Un laboratoire sans expériences
Des propos qui font réagir Rémy-Charles Sirvent. « L’apprentissage de ces outils (défini dans le domaine 2 du socle commun) n’est pas une option du week-end, c’est un objectif d’enseignement légal », recadre-t-il. De son côté, l’inspecteur académique qui signe le rapport du second degré note que « la confrontation à la pluralité des opinions […] apparaît comme extrêmement limitée ».
L’enseignement en physique et SVT présente aussi des carences. Le directeur assure que l’établissement abrite un laboratoire. Mais l’inspecteur écrit que « le matériel expérimental est quasi inexistant ». Les élèves sont soumis à des cours magistraux « figé[s] dans un modèle purement transmissif » et ne se voient proposer « aucune manipulation ni expérimentation ».
Public particulier
Depuis la loi séparatisme de 2021, l’inspection académique peut mettre toute école hors contrat en demeure de se conformer à l’instruction obligatoire, qui permet aux élèves l’acquisition du socle commun. En cas de refus, outre la fermeture des classes, le directeur s’expose à six mois d’emprisonnement et 15.000 € d’amende.

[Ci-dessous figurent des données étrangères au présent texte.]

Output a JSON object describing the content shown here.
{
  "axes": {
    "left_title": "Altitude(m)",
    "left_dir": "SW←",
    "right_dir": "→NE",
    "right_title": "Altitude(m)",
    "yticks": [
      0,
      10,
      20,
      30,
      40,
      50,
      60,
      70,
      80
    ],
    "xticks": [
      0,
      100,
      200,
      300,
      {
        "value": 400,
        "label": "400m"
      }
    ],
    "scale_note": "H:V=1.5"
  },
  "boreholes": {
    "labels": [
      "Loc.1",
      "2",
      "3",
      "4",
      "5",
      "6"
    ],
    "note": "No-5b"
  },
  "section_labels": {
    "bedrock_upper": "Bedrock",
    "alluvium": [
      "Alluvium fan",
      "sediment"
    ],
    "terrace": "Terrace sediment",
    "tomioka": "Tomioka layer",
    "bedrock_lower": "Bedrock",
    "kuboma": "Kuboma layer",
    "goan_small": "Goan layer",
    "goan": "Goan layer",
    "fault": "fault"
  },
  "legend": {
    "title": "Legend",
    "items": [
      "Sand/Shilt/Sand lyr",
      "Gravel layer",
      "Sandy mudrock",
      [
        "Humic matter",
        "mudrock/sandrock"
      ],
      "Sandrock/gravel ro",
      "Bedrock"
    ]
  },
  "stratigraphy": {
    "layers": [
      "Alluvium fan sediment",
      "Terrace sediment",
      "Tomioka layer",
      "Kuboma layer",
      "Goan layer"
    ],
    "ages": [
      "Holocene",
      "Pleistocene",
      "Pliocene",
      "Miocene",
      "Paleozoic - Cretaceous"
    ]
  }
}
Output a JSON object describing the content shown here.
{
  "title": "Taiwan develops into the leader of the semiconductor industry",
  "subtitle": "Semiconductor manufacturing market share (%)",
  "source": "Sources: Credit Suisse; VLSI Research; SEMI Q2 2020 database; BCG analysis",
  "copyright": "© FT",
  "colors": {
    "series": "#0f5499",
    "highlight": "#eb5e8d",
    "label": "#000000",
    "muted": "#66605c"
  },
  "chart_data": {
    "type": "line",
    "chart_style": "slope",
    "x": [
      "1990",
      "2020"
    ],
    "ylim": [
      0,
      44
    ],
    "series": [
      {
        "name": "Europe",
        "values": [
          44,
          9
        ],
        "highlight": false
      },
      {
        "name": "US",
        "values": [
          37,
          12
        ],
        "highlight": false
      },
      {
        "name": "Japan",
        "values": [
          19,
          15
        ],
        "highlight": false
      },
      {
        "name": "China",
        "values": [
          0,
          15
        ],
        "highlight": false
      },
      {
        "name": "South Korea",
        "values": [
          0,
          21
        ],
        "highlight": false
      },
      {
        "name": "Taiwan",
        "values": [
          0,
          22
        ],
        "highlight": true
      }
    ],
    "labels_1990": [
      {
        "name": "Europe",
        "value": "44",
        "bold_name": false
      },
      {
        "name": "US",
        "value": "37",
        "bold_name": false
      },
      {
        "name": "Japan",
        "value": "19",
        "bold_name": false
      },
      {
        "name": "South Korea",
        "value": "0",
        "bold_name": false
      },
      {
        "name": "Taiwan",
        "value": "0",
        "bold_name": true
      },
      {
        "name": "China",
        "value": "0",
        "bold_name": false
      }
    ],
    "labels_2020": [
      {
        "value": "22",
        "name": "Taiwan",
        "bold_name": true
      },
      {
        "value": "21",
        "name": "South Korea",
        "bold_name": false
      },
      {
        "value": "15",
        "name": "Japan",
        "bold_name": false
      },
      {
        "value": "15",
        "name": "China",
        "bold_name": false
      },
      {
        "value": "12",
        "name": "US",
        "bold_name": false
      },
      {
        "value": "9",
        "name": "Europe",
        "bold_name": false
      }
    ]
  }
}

« Mais cela s’applique si on estime qu’il y a un défaut d’acquisition globale du socle, précise notre source à l’Éducation nationale. Ce n’est pas le cas à La Martinerie, où il manque seulement quelques items. L’école s’adresse à un public particulier, qui ne correspond simplement pas aux écoles publiques. On formule des préconisations. Mais globalement, il n’y a rien d’inquiétant. »
160
C’est le nombre approximatif d’élèves scolarisés La Martinerie : une trentaine d’élèves (filles et garçons) en primaire et quelque 130 garçons au collège et au lycée. L’école professionnelle Philibert-Vrau forme, de son côté, 50 jeunes garçons.
LA MARTINERIE EN DATES
L’école Saint-Michel a été fondée en 1972, boulevard de Cluis à Châteauroux. En 1975 elle déménage à Niherne.
En 2012, la structure acquiert à la Communauté d’agglomération castelroussine (Cac) 26 hectares de la zone militaire de la Malterie pour 450.000 € afin d’y rapatrier l’école religieuse de Niherne et d’y ouvrir une école professionnelle proposant des formations dans les métiers de bouche, du bâtiment (maçonnerie, électricité, menuiserie) et des aménagements paysagers.
En 2017, ouverture d’un lieu de vie pour personnes handicapées, la maison Sainte-Jeanne-de-Valois, qui accueille une dizaine d’adultes.